- Location: Takarazuka, Hyōgo, Japan
- Date: 4 June 2020 c. 5:00 am – 10:10 am
- Attack type: Shooting; familicide;
- Weapon: Crossbow
- Deaths: 3
- Injured: 1
- Perpetrator: Hideaki Nozu
- Motive: Resentment against his family; Desire to receive the death penalty;

= Takarazuka familicide =

2020 crime in Japan

On 4 June 2020, 23-year-old Hideaki Nozu murdered three of his family members, along with gravely injuring one more using a crossbow at their home in Takarazuka, Hyōgo, Japan. The incident received international coverage due to its brutal nature, and crossbows were subsequently restricted in Japan as a direct result of the killings. On 31 October 2025, he was sentenced to life imprisonment.

== Events ==
On 4 June 2020 at around 5:00 am, Nozu shot his 75-year-old grandmother Yoshimi in the back of the head, instantly killing her. He then dragged her body upstairs and wiped down the blood to prevent his relatives from finding out. At 6:00 am, he shot his 22-year-old brother Hideyuki in the side of the head while he was in the bathroom, then returned to his room, hoping his brother would die. At 8:30 am, Nozu returned to the bathroom, and, realizing his brother was still alive, shot him again. He then called for his 47-year-old mother Mayumi, and shot her in the side of the head as she came, killing her instantly. At around 9:10 am, his 49-year-old aunt arrived at the house. Nozu shot her in the neck at 10:10 am, at which point she ran outside, screaming for help. Nozu decided against killing her, as she was still wearing a bicycle helmet which would prevent any further shots from being fatal.

Police arrived on scene at around 10:15 am. Nozu was arrested at the scene, declaring to police that he "intended to kill my family".

All fatal victims were shot in the head at close range, whereas the surviving victim was shot in the neck. Both female victims died instantly, whereas Hideyuki initially survived the attack before eventually succumbing to his wounds. His aunt, who was shot in the neck, reportedly survived her injuries since she was wearing a bicycle helmet at the time of the attack. Police believe five bolts were shot in total from a crossbow just over 50 centimeters in length.

== Perpetrator ==
Hideaki Nozu (野津英滉, Nodzu Hideaki) was a student at a university in Kobe at the time of the murders. His parents divorced around the time his younger brother was born, and he lived with his mother, brother and grandmother. Nozu was diagnosed with Autism Spectrum Disorder when he was in elementary school, possibly inherited from his mother, who was diagnosed with Asperger syndrome and developmental disorders, and reportedly burst into fits of rage. He originally started developing suicidal thoughts in junior high school, but decided against it out of resentment for his mother, who he felt would not care if he committed suicide.

He began to plan his attack around 2 or 3 years hitherto, originally deciding to use combat knives, though he later backed out of this plan due to the gory nature of such a stabbing. He then bought two crossbows and 16 bolts, keeping them hidden in his room. In the months before the attack, he stopped attending university classes and locked himself in his room, essentially becoming a hikikomori. His university had recently expelled him due to his constant absence, though he was not informed of it yet.

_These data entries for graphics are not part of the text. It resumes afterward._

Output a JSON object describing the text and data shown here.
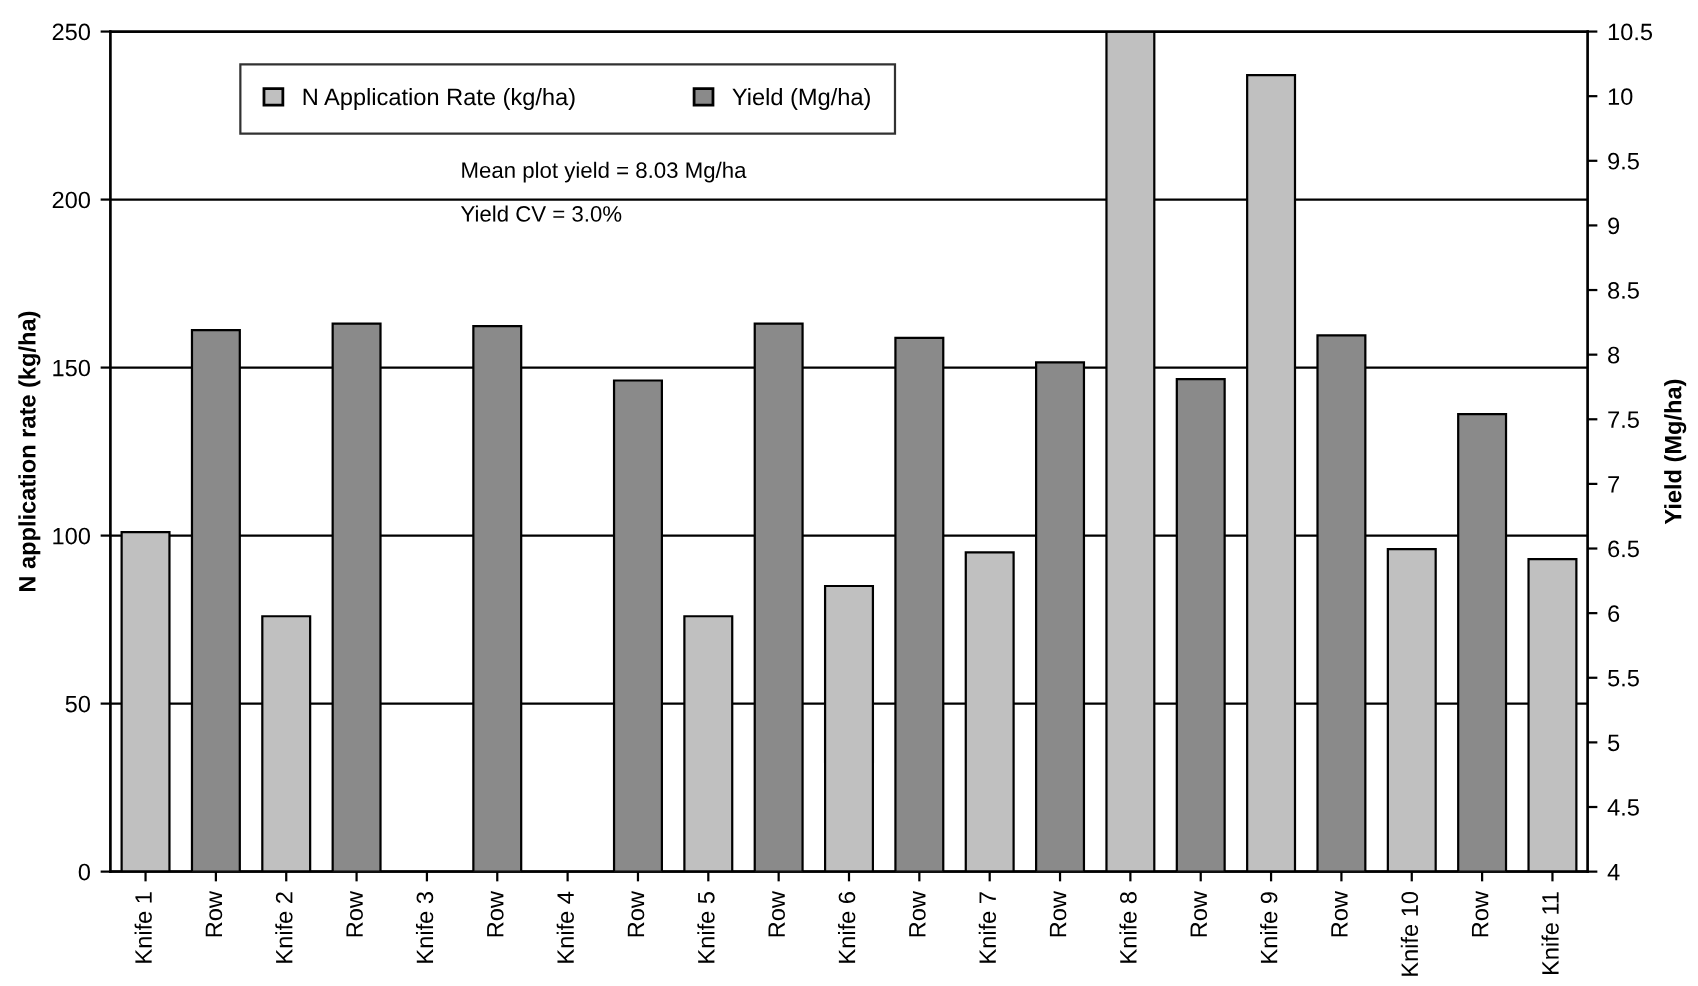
{
  "chart_data": {
    "type": "bar",
    "ylabel": "N application rate (kg/ha)",
    "y2label": "Yield (Mg/ha)",
    "categories": [
      "Knife 1",
      "Row",
      "Knife 2",
      "Row",
      "Knife 3",
      "Row",
      "Knife 4",
      "Row",
      "Knife 5",
      "Row",
      "Knife 6",
      "Row",
      "Knife 7",
      "Row",
      "Knife 8",
      "Row",
      "Knife 9",
      "Row",
      "Knife 10",
      "Row",
      "Knife 11"
    ],
    "series": [
      {
        "name": "N Application Rate (kg/ha)",
        "color": "#c0c0c0",
        "values": [
          101,
          null,
          76,
          null,
          null,
          null,
          null,
          null,
          76,
          null,
          85,
          null,
          95,
          null,
          250,
          null,
          237,
          null,
          96,
          null,
          93
        ]
      },
      {
        "name": "Yield (Mg/ha)",
        "color": "#8a8a8a",
        "axis": "y2",
        "values": [
          null,
          8.19,
          null,
          8.24,
          null,
          8.22,
          null,
          7.8,
          null,
          8.24,
          null,
          8.13,
          null,
          7.94,
          null,
          7.81,
          null,
          8.15,
          null,
          7.54,
          null
        ]
      }
    ],
    "ylim": [
      0,
      250
    ],
    "yticks": [
      0,
      50,
      100,
      150,
      200,
      250
    ],
    "y2lim": [
      4,
      10.5
    ],
    "y2ticks": [
      4,
      4.5,
      5,
      5.5,
      6,
      6.5,
      7,
      7.5,
      8,
      8.5,
      9,
      9.5,
      10,
      10.5
    ],
    "grid": "y",
    "legend": "top",
    "annotations": [
      "Mean plot yield = 8.03 Mg/ha",
      "Yield CV = 3.0%"
    ]
  }
}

He had reportedly brought the crossbow before (hidden in a triangular bag) to his aunt's house, and claimed "this will be important from now on," before leaving. It was later revealed he had originally planned on killing her, though he backed out of this plan.

== Legal proceedings ==
In his university classes, Nozu learnt that the murder of three people would often be given the death penalty within the Japanese judicial system, and reportedly hoped that the murder of four people, especially family members, would lead to him being sentenced to death and executed, thus "settling" all the issues he had with his family and end with his own death.

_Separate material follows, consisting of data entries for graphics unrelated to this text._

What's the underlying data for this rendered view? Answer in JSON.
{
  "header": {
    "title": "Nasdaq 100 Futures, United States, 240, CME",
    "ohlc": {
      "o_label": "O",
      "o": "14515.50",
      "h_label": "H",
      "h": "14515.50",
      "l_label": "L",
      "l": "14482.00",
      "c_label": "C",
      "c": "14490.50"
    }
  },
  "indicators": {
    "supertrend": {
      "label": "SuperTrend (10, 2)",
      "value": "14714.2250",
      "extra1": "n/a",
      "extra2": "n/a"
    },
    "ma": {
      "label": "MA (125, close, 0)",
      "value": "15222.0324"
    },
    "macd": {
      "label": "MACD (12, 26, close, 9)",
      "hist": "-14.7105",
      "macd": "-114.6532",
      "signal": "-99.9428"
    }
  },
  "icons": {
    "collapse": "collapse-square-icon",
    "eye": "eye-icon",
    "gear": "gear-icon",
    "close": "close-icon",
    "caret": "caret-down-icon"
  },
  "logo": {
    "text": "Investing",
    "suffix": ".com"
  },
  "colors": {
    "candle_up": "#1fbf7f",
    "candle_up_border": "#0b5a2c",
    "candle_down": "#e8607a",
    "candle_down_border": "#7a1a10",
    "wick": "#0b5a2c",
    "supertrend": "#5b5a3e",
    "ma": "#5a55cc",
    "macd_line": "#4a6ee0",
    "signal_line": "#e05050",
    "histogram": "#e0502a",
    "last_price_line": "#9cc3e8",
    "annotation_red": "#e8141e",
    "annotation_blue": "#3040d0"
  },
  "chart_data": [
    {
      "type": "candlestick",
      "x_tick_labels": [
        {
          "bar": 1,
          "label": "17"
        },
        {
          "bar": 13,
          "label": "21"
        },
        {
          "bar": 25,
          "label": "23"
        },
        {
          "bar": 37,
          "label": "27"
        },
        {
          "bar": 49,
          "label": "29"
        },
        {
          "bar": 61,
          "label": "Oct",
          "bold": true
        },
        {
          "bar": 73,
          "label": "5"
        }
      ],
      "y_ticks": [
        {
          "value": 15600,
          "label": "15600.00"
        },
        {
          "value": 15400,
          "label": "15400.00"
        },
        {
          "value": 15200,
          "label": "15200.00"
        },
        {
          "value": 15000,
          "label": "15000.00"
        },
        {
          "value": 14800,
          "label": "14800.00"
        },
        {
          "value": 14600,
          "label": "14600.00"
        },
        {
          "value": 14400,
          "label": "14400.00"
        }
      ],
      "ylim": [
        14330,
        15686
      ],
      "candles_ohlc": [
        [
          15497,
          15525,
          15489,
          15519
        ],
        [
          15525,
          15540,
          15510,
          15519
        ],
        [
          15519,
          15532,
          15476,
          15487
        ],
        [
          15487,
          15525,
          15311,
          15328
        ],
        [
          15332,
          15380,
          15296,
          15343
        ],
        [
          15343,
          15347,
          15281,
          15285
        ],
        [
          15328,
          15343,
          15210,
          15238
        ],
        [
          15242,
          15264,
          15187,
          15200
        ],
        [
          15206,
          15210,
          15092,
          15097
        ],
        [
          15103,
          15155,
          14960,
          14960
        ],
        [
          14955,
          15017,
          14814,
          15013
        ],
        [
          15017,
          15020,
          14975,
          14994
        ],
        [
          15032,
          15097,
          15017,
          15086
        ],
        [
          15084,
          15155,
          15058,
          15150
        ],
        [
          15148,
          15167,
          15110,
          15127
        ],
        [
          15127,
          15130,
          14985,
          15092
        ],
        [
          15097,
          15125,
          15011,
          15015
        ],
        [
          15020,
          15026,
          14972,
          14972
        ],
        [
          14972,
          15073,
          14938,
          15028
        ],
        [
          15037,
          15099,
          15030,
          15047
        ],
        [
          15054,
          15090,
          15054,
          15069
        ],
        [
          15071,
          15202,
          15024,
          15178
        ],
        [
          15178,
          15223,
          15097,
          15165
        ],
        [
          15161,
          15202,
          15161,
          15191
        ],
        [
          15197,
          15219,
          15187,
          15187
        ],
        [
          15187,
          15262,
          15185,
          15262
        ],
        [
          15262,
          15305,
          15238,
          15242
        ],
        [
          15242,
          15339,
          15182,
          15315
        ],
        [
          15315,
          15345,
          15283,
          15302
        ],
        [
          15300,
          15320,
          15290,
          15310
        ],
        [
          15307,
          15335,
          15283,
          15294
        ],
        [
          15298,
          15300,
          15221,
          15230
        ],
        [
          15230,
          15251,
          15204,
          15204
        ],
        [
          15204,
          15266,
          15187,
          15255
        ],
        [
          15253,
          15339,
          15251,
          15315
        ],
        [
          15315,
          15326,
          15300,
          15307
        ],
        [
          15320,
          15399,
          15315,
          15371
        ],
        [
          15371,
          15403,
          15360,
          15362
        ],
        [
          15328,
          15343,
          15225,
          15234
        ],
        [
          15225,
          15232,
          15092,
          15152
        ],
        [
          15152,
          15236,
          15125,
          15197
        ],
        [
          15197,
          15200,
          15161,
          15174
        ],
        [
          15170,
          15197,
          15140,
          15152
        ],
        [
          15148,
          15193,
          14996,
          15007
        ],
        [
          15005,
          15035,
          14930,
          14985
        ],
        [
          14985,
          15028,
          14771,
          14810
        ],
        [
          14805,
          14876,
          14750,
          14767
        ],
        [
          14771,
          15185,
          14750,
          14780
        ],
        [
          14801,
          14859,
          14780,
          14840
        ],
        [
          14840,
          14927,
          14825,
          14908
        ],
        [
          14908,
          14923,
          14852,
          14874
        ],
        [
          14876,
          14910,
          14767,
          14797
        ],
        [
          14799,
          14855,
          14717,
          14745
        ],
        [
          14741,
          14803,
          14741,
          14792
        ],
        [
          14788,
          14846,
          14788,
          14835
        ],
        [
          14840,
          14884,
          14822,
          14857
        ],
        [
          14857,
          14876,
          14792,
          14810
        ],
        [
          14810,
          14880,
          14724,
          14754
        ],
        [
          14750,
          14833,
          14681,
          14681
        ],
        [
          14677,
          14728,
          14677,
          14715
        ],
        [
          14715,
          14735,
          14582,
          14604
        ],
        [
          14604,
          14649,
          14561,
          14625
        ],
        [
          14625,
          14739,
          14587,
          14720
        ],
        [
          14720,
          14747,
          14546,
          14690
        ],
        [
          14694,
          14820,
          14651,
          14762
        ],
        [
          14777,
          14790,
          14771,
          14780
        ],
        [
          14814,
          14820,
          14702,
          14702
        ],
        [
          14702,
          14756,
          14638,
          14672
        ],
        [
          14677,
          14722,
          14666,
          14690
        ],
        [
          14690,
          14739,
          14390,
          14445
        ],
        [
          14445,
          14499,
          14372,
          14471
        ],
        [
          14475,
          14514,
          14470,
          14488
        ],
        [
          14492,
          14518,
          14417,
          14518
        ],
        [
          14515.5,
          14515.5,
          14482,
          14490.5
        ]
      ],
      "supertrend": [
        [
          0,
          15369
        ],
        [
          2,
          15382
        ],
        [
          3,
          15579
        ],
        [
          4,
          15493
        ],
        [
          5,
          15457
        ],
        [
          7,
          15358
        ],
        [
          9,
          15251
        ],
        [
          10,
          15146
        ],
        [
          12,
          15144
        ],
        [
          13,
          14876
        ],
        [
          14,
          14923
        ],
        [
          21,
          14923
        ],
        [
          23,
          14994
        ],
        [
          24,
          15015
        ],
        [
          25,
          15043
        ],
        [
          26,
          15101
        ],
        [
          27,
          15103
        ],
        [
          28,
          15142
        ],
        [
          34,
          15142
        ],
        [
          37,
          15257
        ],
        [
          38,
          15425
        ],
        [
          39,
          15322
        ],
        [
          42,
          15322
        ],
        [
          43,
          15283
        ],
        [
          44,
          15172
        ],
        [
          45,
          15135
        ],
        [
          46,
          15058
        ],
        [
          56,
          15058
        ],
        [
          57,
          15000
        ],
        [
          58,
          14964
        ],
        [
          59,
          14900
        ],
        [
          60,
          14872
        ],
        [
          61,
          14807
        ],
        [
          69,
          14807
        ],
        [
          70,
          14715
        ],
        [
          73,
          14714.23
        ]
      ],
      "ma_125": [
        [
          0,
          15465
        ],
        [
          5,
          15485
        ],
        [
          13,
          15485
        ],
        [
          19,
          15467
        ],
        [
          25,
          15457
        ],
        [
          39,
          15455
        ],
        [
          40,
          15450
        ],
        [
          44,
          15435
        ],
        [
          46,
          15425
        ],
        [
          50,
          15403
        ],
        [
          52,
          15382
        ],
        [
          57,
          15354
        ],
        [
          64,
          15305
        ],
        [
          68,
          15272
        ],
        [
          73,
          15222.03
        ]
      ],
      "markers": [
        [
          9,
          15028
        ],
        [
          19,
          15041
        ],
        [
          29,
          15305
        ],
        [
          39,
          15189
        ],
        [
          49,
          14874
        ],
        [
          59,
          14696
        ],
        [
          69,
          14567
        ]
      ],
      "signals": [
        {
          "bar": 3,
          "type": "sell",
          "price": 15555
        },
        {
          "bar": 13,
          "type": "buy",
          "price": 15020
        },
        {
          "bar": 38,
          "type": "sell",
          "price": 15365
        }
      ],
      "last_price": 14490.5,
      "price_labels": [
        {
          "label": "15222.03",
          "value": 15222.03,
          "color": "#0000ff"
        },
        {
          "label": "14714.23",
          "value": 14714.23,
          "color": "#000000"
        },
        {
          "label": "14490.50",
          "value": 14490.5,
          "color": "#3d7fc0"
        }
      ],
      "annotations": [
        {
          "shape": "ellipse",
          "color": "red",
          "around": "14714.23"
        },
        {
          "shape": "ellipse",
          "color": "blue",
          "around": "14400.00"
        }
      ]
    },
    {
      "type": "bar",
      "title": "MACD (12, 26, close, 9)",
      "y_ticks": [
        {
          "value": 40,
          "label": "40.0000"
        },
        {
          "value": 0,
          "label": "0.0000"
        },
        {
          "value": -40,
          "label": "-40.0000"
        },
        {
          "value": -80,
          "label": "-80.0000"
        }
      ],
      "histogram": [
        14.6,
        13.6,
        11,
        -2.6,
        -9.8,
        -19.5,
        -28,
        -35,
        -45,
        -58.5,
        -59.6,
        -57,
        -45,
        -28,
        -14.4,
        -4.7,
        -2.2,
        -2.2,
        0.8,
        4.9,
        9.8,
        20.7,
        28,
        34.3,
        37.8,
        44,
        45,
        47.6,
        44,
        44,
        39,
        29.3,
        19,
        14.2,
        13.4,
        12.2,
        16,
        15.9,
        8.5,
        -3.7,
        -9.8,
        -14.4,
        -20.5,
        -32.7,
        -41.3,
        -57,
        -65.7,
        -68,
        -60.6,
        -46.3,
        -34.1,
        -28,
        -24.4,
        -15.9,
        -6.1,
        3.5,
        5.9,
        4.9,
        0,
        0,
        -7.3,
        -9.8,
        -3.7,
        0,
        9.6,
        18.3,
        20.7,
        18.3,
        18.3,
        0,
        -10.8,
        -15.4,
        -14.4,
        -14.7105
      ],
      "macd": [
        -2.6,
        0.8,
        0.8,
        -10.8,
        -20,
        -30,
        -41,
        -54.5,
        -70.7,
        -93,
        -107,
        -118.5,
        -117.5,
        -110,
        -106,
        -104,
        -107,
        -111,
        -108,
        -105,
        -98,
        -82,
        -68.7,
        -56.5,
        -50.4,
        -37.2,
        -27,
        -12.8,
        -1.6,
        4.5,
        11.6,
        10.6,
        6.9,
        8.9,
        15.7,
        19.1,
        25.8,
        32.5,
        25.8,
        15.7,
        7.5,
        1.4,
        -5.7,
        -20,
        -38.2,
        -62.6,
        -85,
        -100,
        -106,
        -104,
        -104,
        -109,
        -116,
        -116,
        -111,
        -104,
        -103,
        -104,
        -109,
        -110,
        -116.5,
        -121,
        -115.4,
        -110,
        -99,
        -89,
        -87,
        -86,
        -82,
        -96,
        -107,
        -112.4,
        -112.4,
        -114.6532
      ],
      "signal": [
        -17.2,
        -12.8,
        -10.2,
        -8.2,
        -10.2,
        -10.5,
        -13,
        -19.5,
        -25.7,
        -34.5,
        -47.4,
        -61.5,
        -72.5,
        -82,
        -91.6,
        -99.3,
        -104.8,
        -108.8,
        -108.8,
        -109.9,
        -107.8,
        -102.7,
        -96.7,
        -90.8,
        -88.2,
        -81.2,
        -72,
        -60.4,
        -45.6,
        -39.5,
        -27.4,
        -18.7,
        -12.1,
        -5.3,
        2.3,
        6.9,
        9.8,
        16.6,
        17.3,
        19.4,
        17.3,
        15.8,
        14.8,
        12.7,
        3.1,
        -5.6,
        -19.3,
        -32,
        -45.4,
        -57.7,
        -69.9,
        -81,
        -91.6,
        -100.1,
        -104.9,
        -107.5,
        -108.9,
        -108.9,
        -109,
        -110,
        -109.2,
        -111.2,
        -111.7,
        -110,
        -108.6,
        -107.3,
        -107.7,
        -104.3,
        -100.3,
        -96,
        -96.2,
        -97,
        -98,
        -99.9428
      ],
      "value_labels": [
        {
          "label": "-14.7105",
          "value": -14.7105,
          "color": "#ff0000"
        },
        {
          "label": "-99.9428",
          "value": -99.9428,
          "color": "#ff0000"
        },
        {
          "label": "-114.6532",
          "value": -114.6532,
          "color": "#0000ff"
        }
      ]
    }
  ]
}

Nozu's trial commenced in September 2025, and had been delayed for three years due to Nozu's mental health issues. His defense argued that he was in a diminished mental state at the time of the attack due to his autism. Although prosecutors sought the death penalty, something that Nozu himself also wished for, on 31 October 2025 he was sentenced to life imprisonment, with Judge Chiwaki Matsuda citing his neurological condition as the key diminishing factor that spared him from capital punishment, along with the fact that the crime was "confined within the family".

== Aftermath ==
The attack brought attention to the relatively unregulated sales of crossbows in Japan, which were available for purchase to anyone over 18 at the time. In March 2022, crossbows became illegal to possess in Japan without a required license, in part due to the events that happened in Takarazuka.